A conservative advocacy group that urged a boycott of NBC's recently canceled drama about a pill-popping priest turned its wrath Thursday to an upcoming Will & Grace episode that it says will mock Christ's crucifixion.
But NBC executives insist the group's objections stem from faulty details in a press release mistakenly issued by the network earlier this week and that neither a script nor a storyline for the episode in question has been written.
The latest religious flap at NBC flared after the network announced Tuesday that pop star Britney Spears will make an April 13 guest appearance on Will & Grace, playing a Christian conservative talk-show sidekick to Jack, the gay character portrayed by series regular Sean Hayes.

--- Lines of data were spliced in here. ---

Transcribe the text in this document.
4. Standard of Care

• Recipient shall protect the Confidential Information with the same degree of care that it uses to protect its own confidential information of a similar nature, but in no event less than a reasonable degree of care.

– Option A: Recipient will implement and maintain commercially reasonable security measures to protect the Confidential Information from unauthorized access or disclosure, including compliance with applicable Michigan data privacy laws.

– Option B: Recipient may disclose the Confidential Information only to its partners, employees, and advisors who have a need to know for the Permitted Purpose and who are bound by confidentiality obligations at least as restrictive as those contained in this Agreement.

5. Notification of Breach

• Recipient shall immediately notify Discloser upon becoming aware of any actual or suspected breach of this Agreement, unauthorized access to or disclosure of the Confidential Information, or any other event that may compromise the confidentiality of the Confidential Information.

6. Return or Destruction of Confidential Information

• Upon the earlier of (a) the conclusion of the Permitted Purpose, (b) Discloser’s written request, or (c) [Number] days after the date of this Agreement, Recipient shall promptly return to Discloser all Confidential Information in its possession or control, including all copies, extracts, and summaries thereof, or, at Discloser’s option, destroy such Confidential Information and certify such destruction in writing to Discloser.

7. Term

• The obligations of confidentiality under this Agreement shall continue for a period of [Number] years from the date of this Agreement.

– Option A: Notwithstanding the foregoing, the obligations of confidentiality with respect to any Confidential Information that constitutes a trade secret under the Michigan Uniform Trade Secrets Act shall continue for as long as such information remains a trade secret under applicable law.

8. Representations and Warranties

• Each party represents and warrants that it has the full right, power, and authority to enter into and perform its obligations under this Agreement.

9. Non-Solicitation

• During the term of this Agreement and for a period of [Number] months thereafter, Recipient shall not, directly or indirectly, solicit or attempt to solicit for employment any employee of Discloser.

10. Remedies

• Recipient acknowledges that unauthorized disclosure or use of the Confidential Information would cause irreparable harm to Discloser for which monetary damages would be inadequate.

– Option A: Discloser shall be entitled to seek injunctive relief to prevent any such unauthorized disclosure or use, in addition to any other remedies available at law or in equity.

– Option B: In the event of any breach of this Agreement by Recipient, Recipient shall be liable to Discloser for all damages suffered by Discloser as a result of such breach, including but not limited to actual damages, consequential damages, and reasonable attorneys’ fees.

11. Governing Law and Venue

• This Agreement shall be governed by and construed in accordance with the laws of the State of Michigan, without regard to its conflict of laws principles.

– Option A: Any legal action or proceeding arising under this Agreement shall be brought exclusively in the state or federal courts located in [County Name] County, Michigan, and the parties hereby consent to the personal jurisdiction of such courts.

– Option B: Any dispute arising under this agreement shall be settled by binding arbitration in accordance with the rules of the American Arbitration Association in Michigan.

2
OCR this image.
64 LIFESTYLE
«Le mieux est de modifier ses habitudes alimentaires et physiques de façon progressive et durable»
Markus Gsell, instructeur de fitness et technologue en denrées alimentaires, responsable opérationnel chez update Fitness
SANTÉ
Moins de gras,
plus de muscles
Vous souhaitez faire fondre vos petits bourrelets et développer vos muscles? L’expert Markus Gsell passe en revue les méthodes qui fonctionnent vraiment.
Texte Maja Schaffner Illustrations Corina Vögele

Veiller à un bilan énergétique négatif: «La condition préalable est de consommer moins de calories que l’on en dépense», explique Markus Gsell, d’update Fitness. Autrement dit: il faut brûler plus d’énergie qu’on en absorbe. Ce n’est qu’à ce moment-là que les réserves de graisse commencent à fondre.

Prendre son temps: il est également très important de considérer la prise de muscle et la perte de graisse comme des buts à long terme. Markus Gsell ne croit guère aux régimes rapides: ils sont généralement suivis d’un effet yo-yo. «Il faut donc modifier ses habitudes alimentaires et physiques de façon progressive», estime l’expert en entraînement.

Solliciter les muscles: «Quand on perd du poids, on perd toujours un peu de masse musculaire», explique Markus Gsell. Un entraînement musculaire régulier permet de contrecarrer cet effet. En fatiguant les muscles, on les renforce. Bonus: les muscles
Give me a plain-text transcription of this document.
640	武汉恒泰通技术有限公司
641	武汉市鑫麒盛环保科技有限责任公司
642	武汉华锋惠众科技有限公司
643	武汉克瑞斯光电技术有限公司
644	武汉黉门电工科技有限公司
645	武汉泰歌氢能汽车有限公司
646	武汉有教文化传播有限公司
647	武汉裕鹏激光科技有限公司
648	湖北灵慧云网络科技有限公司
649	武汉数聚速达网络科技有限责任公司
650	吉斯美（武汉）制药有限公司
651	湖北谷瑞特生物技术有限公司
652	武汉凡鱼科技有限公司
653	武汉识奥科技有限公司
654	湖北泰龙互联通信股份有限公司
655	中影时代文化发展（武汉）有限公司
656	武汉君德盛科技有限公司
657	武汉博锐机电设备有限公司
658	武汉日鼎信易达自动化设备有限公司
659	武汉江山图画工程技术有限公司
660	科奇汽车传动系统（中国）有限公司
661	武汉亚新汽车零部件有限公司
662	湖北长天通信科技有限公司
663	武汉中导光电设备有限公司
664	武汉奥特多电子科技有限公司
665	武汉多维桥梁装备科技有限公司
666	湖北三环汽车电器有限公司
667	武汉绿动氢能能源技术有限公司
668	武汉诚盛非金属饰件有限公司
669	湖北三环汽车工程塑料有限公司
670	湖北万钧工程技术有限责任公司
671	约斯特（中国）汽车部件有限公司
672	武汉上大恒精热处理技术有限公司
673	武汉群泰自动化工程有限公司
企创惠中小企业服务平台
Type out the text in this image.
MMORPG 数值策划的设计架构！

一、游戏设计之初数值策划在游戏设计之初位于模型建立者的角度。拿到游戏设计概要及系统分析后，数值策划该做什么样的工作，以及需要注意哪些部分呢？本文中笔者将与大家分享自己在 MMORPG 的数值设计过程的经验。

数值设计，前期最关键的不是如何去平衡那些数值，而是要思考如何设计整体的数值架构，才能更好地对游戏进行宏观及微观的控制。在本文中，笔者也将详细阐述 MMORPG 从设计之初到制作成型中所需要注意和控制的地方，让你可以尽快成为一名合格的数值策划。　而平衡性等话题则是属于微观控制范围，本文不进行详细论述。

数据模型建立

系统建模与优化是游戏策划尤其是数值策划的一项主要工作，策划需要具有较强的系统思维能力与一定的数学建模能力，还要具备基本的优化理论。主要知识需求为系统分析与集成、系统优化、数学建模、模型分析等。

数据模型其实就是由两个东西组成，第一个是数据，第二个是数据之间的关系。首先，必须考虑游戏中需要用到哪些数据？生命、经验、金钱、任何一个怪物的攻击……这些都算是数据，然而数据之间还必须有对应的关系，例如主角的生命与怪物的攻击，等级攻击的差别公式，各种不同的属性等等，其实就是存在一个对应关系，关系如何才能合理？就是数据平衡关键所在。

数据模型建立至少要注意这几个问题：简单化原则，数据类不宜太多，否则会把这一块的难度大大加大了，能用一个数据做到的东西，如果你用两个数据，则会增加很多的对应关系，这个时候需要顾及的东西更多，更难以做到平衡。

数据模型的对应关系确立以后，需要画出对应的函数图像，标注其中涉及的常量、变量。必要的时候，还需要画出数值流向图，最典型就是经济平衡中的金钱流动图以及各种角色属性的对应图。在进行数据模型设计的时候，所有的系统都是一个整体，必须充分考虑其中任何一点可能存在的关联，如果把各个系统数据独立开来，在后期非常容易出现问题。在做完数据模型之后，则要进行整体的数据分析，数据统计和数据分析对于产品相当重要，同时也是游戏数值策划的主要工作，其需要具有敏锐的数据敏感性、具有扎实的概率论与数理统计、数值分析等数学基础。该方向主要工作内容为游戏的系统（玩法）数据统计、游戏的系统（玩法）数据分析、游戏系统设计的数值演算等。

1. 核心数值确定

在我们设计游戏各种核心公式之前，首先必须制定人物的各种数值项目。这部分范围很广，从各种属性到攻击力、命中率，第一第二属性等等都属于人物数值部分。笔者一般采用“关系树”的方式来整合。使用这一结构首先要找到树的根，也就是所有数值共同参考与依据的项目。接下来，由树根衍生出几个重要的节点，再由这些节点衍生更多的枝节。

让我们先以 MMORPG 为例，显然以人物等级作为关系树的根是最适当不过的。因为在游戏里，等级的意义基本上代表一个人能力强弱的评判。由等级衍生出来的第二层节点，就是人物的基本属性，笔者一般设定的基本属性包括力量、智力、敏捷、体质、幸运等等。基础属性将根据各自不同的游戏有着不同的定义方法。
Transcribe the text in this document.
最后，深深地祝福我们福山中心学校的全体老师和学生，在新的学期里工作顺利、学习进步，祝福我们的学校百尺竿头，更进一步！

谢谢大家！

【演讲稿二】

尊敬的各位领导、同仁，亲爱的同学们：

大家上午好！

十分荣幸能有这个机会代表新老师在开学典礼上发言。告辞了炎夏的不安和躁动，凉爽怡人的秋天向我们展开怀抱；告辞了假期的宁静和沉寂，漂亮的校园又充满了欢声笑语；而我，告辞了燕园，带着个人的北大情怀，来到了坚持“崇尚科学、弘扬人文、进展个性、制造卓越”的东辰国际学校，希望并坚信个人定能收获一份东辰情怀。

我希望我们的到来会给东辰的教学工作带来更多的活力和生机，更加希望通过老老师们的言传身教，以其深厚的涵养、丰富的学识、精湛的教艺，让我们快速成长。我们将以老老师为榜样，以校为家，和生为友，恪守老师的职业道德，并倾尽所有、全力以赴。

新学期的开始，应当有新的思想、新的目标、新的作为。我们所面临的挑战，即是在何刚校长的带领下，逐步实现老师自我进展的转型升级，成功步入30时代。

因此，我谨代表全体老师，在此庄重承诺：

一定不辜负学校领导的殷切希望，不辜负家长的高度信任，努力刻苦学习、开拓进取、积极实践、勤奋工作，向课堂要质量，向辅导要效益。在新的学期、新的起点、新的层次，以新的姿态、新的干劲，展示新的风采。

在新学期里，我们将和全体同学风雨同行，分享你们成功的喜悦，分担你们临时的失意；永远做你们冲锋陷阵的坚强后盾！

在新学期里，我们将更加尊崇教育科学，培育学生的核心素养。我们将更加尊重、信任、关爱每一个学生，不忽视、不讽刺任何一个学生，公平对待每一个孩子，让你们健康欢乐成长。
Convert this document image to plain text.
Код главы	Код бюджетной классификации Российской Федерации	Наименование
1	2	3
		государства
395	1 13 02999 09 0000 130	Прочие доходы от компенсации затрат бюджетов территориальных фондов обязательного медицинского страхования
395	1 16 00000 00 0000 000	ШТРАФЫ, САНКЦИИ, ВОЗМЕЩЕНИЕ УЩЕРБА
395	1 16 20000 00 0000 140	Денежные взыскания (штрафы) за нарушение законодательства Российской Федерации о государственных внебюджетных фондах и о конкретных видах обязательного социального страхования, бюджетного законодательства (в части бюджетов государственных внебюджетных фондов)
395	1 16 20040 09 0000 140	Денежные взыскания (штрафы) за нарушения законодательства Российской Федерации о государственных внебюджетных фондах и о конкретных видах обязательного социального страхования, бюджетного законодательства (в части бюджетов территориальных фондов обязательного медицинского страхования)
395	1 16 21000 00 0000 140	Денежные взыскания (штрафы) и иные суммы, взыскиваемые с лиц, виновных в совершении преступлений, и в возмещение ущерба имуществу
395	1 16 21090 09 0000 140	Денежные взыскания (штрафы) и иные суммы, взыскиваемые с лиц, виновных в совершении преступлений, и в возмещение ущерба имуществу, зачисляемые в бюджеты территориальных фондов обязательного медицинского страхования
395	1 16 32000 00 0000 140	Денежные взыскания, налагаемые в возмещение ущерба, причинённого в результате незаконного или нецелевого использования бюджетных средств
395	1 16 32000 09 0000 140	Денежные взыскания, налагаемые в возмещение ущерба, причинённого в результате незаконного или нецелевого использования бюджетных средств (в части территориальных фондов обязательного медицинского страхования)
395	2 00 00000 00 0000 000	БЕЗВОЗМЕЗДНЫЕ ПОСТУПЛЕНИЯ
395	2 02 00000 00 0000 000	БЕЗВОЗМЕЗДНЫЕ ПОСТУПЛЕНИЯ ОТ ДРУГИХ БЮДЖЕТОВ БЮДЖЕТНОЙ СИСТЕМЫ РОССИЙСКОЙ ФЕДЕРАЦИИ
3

According to NBC's initial synopsis of the episode, Jack's fictional TV network, Out TV, is taken over by a Christian broadcaster, leading Spears' character to do a cooking segment on his show called "Cruci-fixin's."
The American Family Association immediately raised objections to the planned episode, saying it "mocks the crucifixion of Christ" and will "further denigrate Christianity" by airing the night before Good Friday.
On its Web site, the Mississippi-based advocacy group called on its supporters to urge network affiliates to refuse to run the episode and to write letters of protest to NBC.
NBC countered that the dispute stems from an inaccurate press release that went out without being properly vetted.
"Some erroneous information was mistakenly included in a press release describing an upcoming episode of Will & Grace which in fact has yet to be written," NBC spokeswoman Rebecca Marks told Reuters late in the day.
All that has been decided is that Spears will play a central role in an upcoming episode that will likely air sometime in April, Marks added.
There was no immediate comment from representatives for Spears, whose guest spot on the gay-themed sitcom will mark her first public performance since she had her first child in September.
The same organization urged an affiliate and advertising boycott of the recent NBC series The Book of Daniel, a drama starring Aidan Quinn as a Vicodin-addicted Episcopal minister who talks to Jesus.
NBC, a unit of the General Electric Co., yanked the program from its schedule last month after just three weeks on the air, citing abysmal ratings.
The network also had trouble finding commercial sponsors for the show, and several smaller affiliates declined to carry the series, objecting to its portrayal of Christian themes.